Thinking Inside The Box
- Andrew Kaplan

- Aug 21, 2021
- 2 min read
"You need to think outside of the box" has become the classic metaphor for pushing teams to find creative solutions to any variety of issues, workflows, strategies, or executions. A turn of this phrase is a common marching order from leaders across a variety of industries as a challenge to their staff to deliver the next big idea. Every job applicant brags about their ability to thrive outside of the proverbial box. So, can we to conclude that those who remain in the box are destined to find themselves with the same destiny as the dinosaurs? If extracting ourselves from the box is the great differentiator and now we are all out of the box... um, what really is the great differentiator?
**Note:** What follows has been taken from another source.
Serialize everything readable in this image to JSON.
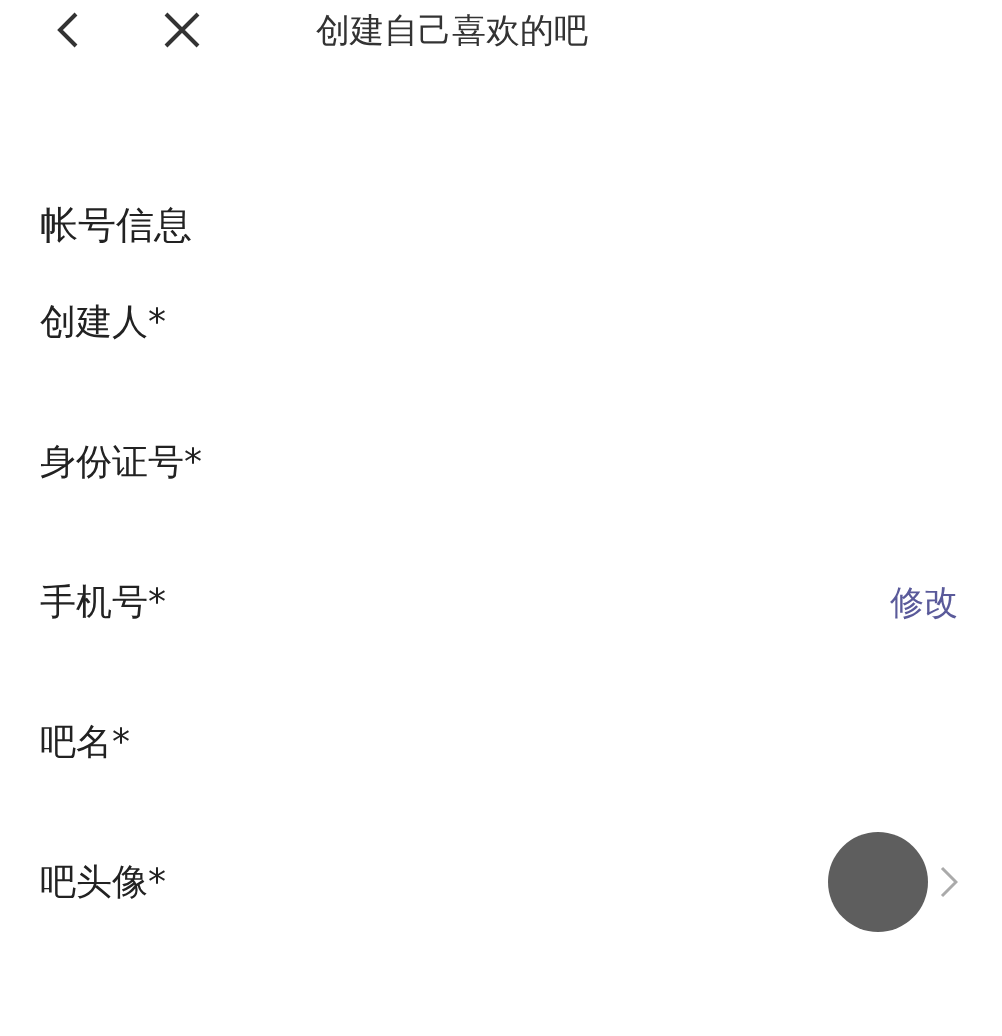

The out of the box concept gained traction from psychologist J. P. Guilford, who, in the 1970s, conducted a study of creativity. The study utilized the now famous nine-dot puzzle that challenges the reader to connect all nine dots using just four straight lines without lifting their pencils. Today many people are familiar with this puzzle and its solution which requires the lines to be drawn literally outside of the box. Are the people who are capable of solving this puzzle some rare breed? Not really, they were still thinking in the box... they simply have a better grasp of the constraints. Out of the box would mean not following the rules and just drawing random shapes. The puzzle is still a box because it had constrains... 4 lines, 9 dots, don't lift the pencil. The best thinkers understand the entire box, all elements, the further most edges, and that all boxes are not necessarily square.
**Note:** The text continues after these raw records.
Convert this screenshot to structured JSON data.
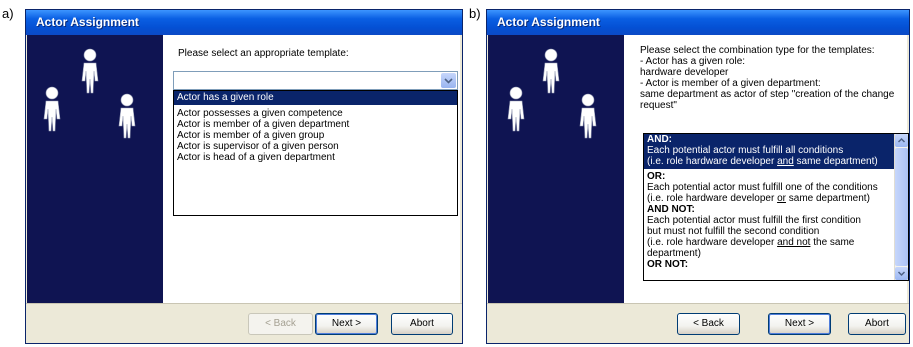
{
  "panels": {
    "a": {
      "label": "a)",
      "title": "Actor Assignment",
      "prompt": "Please select an appropriate template:",
      "combo_value": "",
      "templates": [
        "Actor has a given role",
        "Actor possesses a given competence",
        "Actor is member of a given department",
        "Actor is member of a given group",
        "Actor is supervisor of a given person",
        "Actor is head of a given department"
      ],
      "selected_index": 0,
      "buttons": {
        "back": "< Back",
        "next": "Next >",
        "abort": "Abort"
      }
    },
    "b": {
      "label": "b)",
      "title": "Actor Assignment",
      "prompt": "Please select the combination type for the templates:\n- Actor has a given role:\n hardware developer\n- Actor is member of a given department:\n same department as actor of step \"creation of the change\n request\"",
      "options": [
        {
          "heading": "AND:",
          "line1": "Each potential actor must fulfill all conditions",
          "line2_pre": "(i.e. role hardware developer ",
          "line2_u": "and",
          "line2_post": " same department)"
        },
        {
          "heading": "OR:",
          "line1": "Each potential actor must fulfill one of the conditions",
          "line2_pre": "(i.e. role hardware developer ",
          "line2_u": "or",
          "line2_post": " same department)"
        },
        {
          "heading": "AND NOT:",
          "line1": "Each potential actor must fulfill the first condition",
          "line1b": "but must not fulfill the second condition",
          "line2_pre": "(i.e. role hardware developer ",
          "line2_u": "and not",
          "line2_post": " the same",
          "line3": "department)"
        },
        {
          "heading": "OR NOT:"
        }
      ],
      "selected_index": 0,
      "buttons": {
        "back": "< Back",
        "next": "Next >",
        "abort": "Abort"
      }
    }
  },
  "colors": {
    "side_panel": "#0f1452",
    "selection": "#0a246a",
    "title_blue": "#0450d4"
  },
  "icons": [
    "person-figure-icon",
    "chevron-down-icon",
    "scroll-up-icon",
    "scroll-down-icon"
  ]
}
Regardless of where one looks to innovate, there are always a set of constraints... whether its the law, taxes, permits, gravity, or draw only four lines. Limitations need to be respected and are unavoidable. Otherwise, we may as well declare Bonnie and Clyde the greatest out of box thinkers and not Steve Jobs or Elon Musk. So, is your problem, or your company's problem, an inability to think out of the box or a lack of awareness of the entire box and its borders? The next time you think that something cannot be done, study the constraints. Are the constraints true barriers or simply orange cones to work around? As you work around the cones, you are still in the box, but getting closer to the edge.
Now go, and fully explore your box,
Any opinions expressed herein are strictly those of the author.